Important References
- nav-localize RFC — localization + Nav2; the find-the-dock fallback is invoked when its relocalization fails.
- clean-and-map RFC and cleaning-jobs RFC — trigger return-to-dock for recharge / auto-empty / mop-wash mid-job.
- urdf-gazebo-sim RFC — robot URDF and Gazebo world(s) to model the dock in.
- ROS2 software interfaces — shared topic/action/service contract for simulation-first modules.
- Model a generic basic charging dock (charge contacts + a detectable marker). Exact dock geometry is TBD — the old teardown reference vacuum is no longer used.
- OOMWOO ROS2 development — build OOMWOO ROS2 Docker image(s) with your packages.
- Nav2 docking (
opennav_docking) is a good starting point for precise approach. - Project discussions
- Discord server
Request for Contribution - Instructions
- model the dock in Gazebo
- add charge contacts and a detectable marker for the final approach (IR beacon, fiducial/AprilTag, or a reflective-intensity pattern the LiDAR can see)
- model a battery (drain during cleaning, charge curve while docked) so low-battery behavior can be tested
- model a generic basic dock (contacts + a detectable marker); exact geometry TBD
- post in Project Discussions to let everyone know you're working on it, and post your progress
- undocking
- safely back / drive out of the dock to a known start pose, then hand off to cleaning
- return-to-dock
- navigate to the dock vicinity, triggered by job complete OR low battery / full bin / mop needs washing mid-job (coordinate with cleaning-jobs)
- precise docking
- final approach using the dock marker; align to the charge contacts; confirm charging started
- dock station services
- once docked, trigger and wait for recharge, and — where the dock supports them — auto-empty and mop-wash; report completion so the job can resume
- find-the-dock-when-lost
- fallback used when nav-localize relocalization has failed: run a search pattern to reacquire the dock marker, dock, and re-establish pose from the known dock location
- test it well
- start from various poses and battery levels; verify undock → clean → return → dock → service → resume
- kidnap the robot so relocalization fails and verify find-the-dock recovers it
- regression tests (headless, CI-friendly)
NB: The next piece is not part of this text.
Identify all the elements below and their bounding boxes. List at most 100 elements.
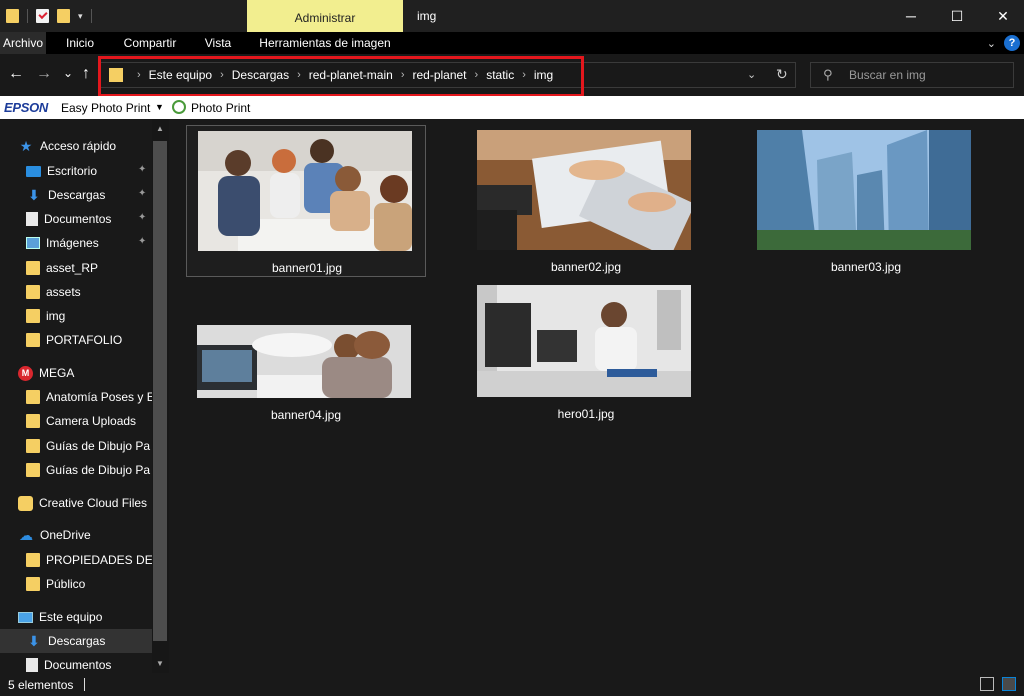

- docking success rate and final alignment error
- find-the-dock success rate from random lost poses
- low-battery return-then-resume completes without losing the job
- submit a PR (pull request) to
contributions/dock-cycle/<your-github-username>/- link to ROS2 package(s) and the dock model / world additions
- instructions, documentation - how to install, run, configure, troubleshoot, test results
- videos of docking, find-the-dock, and low-battery return-and-resume
- announce your submission in Project Discussions
- iterate with review
- TBD, expect the RFC to evolve
Acceptance criteria
Objective, measurable. Examples:
- Robot undocks reliably to a known start pose
- Robot returns and docks precisely, making charge contact, from various poses (alignment within a stated tolerance)
- Station services (recharge; auto-empty / mop-wash where modeled) are triggered, completed, and reported
- Low-battery mid-job triggers return-to-dock and the job resumes after charging
- Find-the-dock-when-lost recovers a kidnapped robot after relocalization fails
- Regression tests pass (dock success, alignment error, find-the-dock success), runnable headless in CI
- Documented and reliably reproducible by someone else
- TBD, expect criteria to evolve
The maintainer selects among compliant candidates using these criteria. Multiple attempts are welcome and useful even if not selected — modules are swappable, and a non-selected design is still a valid learning exercise and a fallback.